I sit with men of Faith and my small heart is pounded. I do not know. In my atheism I resemble my former loving self the way ashes resemble a fire. My love is the dust of ashes. I trade this for that and that for more for something else. And I wander. I wander why I do not know. I sit with Men of Faith. I stay.

My own hewed stone and crushed men, raised up monuments and laid down the living. I dance naked in the moonlight in the Ring of Brodgar. We are fighting men, and damn the gods who do not care. We fight them too. I raise my fist to shake at the endless empty skies, and in place of my blood- crusted sword I find my hand grasps the cheap silver of shillings. I haughtily stomp on the stone a weak man would use as a pillow; and I run my fingers over fine silk and dream of the glory of a few pounds more or less. My mountain heart could break like the stones of Avebury.

I see the jackals of grief all around us; and I see Men of Faith with faith stripped bare to the bones. I sit in Faith and stare stupidly. Min' yon kin: bloody men of Faith, they set sail and left us and me alone to stare into the endless empty skies of atheism, our backs to the cold stone draining the warmth of life from us. I growl and threateningly wave my fist tightly grasping shillings. I am over-powered by quiet men. I am humiliated.

I kick at the caphrophagic dogs of grant-fueled pity; and I am driven hard to my knees by the sight of Faith. What path is clear through the blood-fed heath? I would go there if I could along that path. The pipes, they call, and I must go, my blood rushing, my eyes filled with hot tears of joy at the thought of battle. I look at my foes arrayed, and I rush up to the mountain heights of my soul. It's then my god turns and laughs, banging his hilt on the targe, the blood echoes across the endless empty skies, and the dead howl and stomp and rejoice in us who will join them, we who are fighting men. Underneath our contempt for ourselves we are fighting men, just down from the hills, awkward in our suits. I hear the pipes and feel the hair on my neck bristle. My shoulders roll and my arms rise up and I rejoice in the coming blood rush.

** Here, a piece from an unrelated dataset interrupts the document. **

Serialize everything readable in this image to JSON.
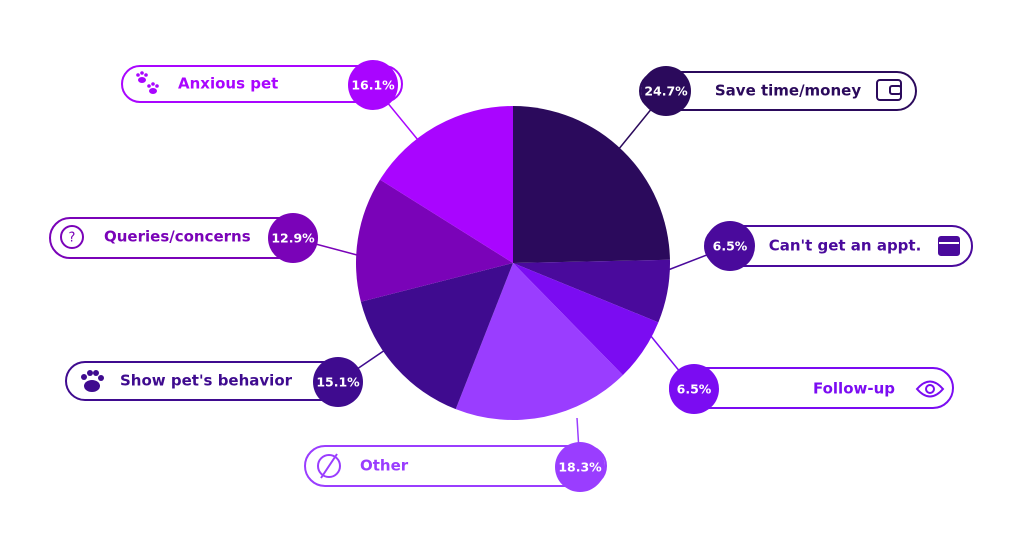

In my wanderings the God of Job has beheld me. I stomp my foot. I pound my sheild. I holler at the endless empty skies. Job suffers, and I can do nothing for him. My gods laugh at me. I laugh too. Job in his desert suffers, and my gods laugh because I see that my mountain manners bring me to stand by Job as he writhes. The crazed mountain war-blood brings me to stand by faith and fight for it as it is in itself. I'm not Job! My gods are laughing, they stomp their feet, they pound their hilts upon their targes, we all howl.

I live beneath contempt. Give me one stotinki, more manats. I make a few bucks here and there. My life is so unbelievably banal I can't even imagine that I was once a warrior of the mountains. It is only hidden. My own gods do not care. I see Job. If I refuse to see my gods, they do not care. Job's God beheld me, and so too will my own again.

My companions sit by the fire and whisper words of faith. The beauty of the battle is on us. In that I have faith.

2 comments:

Anonymous said...

That was indescribably beautiful.

You shall attain your dreams, I promise.

Anonymous said...

Very moving and invoking. For the moment 'men' slumber, but like a beast, will behave as such when roused. Such men are gods.